His family, in an announcement printed in the Zurich newspaper Tages-Anzeiger, said he died after a brief illness.

Bachmann, who held the rank of colonel, brought dash and panache to Swiss spy craft in his relatively brief but highly eventful leadership of Swiss military intelligence. A communist in his younger days, he became a hard-line cold warrior after the 1968 Soviet takeover of Czechoslovakia, which he regarded as the dress rehearsal for a full-scale invasion of western Europe.

After being appointed to run Swiss intelligence in 1976, he created Project 26 , a secret army of 2000 resistance fighters trained to wage guerrilla warfare against Soviet troops in the event of an invasion.

To ensure the survival of the Swiss state, he bought Liss Ard, a 200-acre estate near Cork, to serve as a refuge and headquarters for a government in exile and, in the basement of of its two Georgian houses, a vault for Switzerland's gold reserves.

Loyalists regarded colonel Bachmann as a fearless visionary.
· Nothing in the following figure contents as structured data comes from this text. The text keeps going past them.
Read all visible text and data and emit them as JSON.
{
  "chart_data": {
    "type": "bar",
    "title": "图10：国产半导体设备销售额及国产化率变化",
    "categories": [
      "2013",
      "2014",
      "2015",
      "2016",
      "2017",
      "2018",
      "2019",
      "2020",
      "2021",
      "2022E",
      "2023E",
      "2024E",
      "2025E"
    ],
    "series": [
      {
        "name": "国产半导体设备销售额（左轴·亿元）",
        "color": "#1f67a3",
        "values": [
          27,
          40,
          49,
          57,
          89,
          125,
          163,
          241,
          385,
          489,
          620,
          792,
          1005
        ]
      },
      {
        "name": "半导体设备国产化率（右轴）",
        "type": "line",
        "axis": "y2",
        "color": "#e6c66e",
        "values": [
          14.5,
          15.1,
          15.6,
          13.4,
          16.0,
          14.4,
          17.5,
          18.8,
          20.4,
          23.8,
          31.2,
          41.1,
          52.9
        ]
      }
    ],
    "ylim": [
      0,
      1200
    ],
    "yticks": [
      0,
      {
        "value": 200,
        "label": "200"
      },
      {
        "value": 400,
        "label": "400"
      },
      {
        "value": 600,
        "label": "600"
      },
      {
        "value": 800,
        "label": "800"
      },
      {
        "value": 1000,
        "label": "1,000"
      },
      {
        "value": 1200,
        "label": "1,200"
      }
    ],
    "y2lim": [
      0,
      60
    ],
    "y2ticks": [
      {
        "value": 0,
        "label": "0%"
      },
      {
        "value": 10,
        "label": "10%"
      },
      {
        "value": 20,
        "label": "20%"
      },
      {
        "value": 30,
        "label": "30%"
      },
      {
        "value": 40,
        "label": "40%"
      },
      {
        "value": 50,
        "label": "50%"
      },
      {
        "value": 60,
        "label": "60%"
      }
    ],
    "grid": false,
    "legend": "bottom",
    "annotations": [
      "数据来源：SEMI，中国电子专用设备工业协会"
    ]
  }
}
Others agreed with the intelligence agent who dismissed his former boss as "a glorified Boy Scout who saw evil everywhere and believed that he alone possessed the absolute truth about national defence."

Colonel Bachmann came to grief after sending one of his operatives, a management consultant named Kurt Schilling, to spy on Austrian troops carrying out maneuvers near the town of St. Polten in November 1979.

The need for cloak-and-dagger screcy was unclear, since the Austian goverment had invited observers from all over the Eastern bloc to watch the operations. Schilling, equipped with maps, binoculars and a notebook, nevertheless spent several days snooping around military barracks and command posts before the Austrian police pounced.

Called "the spy who came in from the Emmentaler", a reference to Switzerland's most famous cheese, Schilling was put on trial for espionage. His mission, he hold the court, was to gauge the ability of the Austrian Army to resist a Soviet attack.

The affaid proved deeply embarrassing to Switzerland, and colonel Bachmann was suspended. Further investigation into his activities exposed Project 26 and related initiatives.

All were a complete surprise to the Swiss defence minister, Georges-André Chevallaz, who found them so outlandish that their architect was briefly suspected of being a double agent.

Colonel Bachmann was soon forced to resign, bringing down the curtain on one of the more intriguing chapters in the history of the cold war.

After being forced into retirement in 1980, colonel Bachmann moved to Cork, where he dealt sucessfully in real estate.

"He was an amazing character with a great sense of humour - but a lot of people thought he was a retired banker and not an intelligence officer," a local resident told The Irish Independent.